В темноте он с замиранием сердца слышал, как Густа где-то у него за спиной обзывает его не очень пристойными словами. Немного позже — она, наверно, уже спала — он, все еще ожидая эксцессов, на четвереньках вполз в нишу и спрятался за бронзового кайзера…
Наутро после таких ночных фантазий Дидерих неизменно требовал книгу домашних расходов, и горе Густе, если счета не сходились. Грозным разносом в присутствии всей прислуги он решительно рассеивал в ней какие бы то ни было иллюзии насчет ее кратковременной власти, если воспоминания о ней еще теплились в ее душе. Авторитет и традиции вновь торжествовали. Пускались в ход и другие средства, чтобы перевес в супружеских отношениях не был на стороне Густы.

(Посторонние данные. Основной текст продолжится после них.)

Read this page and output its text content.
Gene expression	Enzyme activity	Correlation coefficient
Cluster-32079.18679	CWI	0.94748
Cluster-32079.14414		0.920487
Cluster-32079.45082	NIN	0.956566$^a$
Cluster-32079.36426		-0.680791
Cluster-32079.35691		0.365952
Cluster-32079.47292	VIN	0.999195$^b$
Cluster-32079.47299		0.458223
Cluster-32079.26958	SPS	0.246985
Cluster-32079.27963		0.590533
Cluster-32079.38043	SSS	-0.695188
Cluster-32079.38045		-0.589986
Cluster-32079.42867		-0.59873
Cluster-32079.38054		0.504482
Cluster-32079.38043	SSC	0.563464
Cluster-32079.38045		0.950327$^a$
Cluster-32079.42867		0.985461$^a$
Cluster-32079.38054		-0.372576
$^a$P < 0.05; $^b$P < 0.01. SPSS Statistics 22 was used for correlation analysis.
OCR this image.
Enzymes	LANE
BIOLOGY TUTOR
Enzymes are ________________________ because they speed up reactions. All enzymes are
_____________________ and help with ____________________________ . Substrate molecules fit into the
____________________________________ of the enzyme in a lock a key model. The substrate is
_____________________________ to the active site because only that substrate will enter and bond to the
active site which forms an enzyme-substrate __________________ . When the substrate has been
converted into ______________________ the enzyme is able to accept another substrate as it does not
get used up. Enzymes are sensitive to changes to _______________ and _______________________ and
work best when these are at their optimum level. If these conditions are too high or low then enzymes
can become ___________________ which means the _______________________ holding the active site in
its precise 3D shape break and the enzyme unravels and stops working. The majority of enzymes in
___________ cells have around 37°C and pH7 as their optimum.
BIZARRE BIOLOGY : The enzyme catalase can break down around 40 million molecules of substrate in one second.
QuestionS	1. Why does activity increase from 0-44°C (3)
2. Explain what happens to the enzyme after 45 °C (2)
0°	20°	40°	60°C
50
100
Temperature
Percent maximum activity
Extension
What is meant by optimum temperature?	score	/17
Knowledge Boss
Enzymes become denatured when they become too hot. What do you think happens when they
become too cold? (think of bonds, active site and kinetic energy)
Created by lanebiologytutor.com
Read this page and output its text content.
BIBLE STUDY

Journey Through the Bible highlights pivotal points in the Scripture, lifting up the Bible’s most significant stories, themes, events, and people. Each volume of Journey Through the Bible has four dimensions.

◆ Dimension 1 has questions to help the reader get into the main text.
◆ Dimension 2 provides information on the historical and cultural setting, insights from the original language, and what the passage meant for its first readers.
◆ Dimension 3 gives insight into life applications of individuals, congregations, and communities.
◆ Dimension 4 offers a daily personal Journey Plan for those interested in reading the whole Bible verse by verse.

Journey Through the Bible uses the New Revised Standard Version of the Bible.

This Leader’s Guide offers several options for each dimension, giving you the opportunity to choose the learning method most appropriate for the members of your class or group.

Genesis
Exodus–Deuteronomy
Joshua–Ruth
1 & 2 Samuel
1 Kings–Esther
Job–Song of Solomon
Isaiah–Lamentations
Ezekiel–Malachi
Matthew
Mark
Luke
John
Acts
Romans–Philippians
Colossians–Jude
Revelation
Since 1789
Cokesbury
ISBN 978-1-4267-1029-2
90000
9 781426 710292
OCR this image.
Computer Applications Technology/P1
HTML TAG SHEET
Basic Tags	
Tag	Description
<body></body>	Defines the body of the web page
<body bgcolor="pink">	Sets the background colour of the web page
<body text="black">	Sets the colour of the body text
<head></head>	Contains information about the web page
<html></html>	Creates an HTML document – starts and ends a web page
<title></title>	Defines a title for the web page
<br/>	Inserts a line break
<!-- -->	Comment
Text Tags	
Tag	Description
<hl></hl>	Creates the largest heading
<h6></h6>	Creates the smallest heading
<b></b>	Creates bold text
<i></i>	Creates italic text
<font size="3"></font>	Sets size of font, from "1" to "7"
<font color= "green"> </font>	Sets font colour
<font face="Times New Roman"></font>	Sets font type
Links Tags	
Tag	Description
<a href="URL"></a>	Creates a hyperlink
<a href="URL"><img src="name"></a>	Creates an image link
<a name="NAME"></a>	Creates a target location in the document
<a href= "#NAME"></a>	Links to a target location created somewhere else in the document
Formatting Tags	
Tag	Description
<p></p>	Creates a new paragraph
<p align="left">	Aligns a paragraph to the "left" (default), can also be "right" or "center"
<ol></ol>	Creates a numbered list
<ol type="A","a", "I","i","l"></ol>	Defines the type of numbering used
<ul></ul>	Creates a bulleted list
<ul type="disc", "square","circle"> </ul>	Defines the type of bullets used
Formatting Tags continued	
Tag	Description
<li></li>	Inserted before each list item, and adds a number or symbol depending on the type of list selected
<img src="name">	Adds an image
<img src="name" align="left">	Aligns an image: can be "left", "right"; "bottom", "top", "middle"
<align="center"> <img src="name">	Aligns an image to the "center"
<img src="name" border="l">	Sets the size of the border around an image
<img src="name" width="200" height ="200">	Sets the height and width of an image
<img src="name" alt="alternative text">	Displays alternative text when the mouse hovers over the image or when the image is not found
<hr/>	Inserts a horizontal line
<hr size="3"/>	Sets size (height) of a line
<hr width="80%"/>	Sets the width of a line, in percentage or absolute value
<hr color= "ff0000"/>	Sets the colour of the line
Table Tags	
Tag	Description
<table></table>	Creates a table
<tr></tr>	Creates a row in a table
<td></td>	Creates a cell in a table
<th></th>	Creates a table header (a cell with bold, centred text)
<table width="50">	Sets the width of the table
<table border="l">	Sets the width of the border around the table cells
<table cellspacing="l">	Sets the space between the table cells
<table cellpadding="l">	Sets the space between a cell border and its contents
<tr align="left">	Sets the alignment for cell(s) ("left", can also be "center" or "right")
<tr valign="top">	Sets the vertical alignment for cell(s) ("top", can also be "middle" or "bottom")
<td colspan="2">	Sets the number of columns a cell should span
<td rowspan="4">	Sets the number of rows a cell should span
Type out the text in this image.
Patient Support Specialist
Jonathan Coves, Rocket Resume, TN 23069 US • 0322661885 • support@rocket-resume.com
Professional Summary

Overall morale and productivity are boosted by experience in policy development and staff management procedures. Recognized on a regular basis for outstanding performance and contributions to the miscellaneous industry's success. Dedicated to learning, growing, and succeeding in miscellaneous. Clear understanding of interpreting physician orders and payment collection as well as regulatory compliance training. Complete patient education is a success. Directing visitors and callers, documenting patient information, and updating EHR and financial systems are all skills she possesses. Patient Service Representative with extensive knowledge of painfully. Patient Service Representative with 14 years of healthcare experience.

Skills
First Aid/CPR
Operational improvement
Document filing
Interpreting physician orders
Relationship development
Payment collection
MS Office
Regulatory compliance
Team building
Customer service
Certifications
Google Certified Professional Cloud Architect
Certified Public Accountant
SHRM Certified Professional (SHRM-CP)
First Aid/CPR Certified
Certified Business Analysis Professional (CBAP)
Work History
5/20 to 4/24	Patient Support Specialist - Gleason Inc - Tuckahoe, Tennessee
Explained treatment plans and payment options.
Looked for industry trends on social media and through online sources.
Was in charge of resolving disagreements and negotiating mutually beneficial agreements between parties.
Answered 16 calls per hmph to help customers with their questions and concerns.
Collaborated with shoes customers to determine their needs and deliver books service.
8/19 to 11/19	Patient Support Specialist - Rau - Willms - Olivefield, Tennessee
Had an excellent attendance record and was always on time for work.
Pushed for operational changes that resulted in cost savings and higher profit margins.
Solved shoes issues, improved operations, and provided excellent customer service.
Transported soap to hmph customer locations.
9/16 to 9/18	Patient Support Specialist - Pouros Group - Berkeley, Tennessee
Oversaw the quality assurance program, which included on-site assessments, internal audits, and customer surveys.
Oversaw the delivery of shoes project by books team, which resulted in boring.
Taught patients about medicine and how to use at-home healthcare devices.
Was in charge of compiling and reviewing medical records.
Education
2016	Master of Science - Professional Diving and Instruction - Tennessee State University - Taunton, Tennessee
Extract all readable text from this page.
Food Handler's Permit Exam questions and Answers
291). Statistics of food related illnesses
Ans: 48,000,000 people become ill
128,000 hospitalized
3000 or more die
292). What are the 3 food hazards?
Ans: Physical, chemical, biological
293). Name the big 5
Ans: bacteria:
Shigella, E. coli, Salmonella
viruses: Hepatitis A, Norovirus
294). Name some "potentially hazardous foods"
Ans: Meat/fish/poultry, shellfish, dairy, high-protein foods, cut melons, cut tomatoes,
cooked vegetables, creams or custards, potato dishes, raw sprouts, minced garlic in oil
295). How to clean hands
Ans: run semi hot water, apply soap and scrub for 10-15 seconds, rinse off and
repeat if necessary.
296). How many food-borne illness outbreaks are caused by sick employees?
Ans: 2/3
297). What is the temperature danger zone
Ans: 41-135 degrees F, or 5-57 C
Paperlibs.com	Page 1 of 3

Не реже трех-четырех раз в неделю, а то и чаще, Дидерих проводил вечера вне дома — отправлялся в погребок, как говорил он, что не всегда соответствовало действительности… В погребке постоянный столик Дидериха находился под готической аркой, украшенной надписью: «Чем винцо вкусней, тем жена лютей, чем жена лютей, тем винцо вкусней». Сочные старинные изречения, красовавшиеся и на других арках, были для мужей сладостной местью за те уступки женам, которые природа порой у них исторгает. «Кто вина не пьет и песен не поет, тот весь век с одной женою проживет». Или: «Храни нас боже от недуга, от злых собак и злой супруги». Но зато, если кто сидел между столиками Гейтейфеля и Ядассона, тот, подняв глаза к потолку, читал: «Мир и уют, очаг родной, а на стене — меч боевой. Старинный немецкий обычай храни, в вине все печали свои утопи». И только это и делалось здесь за всеми столами без различия вероисповеданий и партий. Ибо со временем сюда вернулись и Кон, и Гейтейфель со своими ближайшими друзьями и единомышленниками; вернулись незаметно, ибо никому не дано долго отрицать или закрывать глаза на успех, окрылявший национальную идею и все выше ее возносивший. Разногласия между Гейтейфелем и его шурином пастором Циллихом по-прежнему отражались на их отношениях. Между их мировоззрениями зияла непроходимая пропасть: «Немец никому не позволит вмешиваться в свои религиозные убеждения и наставлять себя», — заявляла и та и другая сторона. Зато в политике всякая идеология от лукавого. В свое время во Франкфуртском парламенте заседали многие деятели крупного масштаба, но это еще не были реальные политики, и поэтому, как полагал Дидерих, все, что они делали, было глупо. Впрочем, допускал он, снисходительно настроенный своими успехами, в свое время Германия поэтов и мыслителей, быть может, тоже имела право на существование.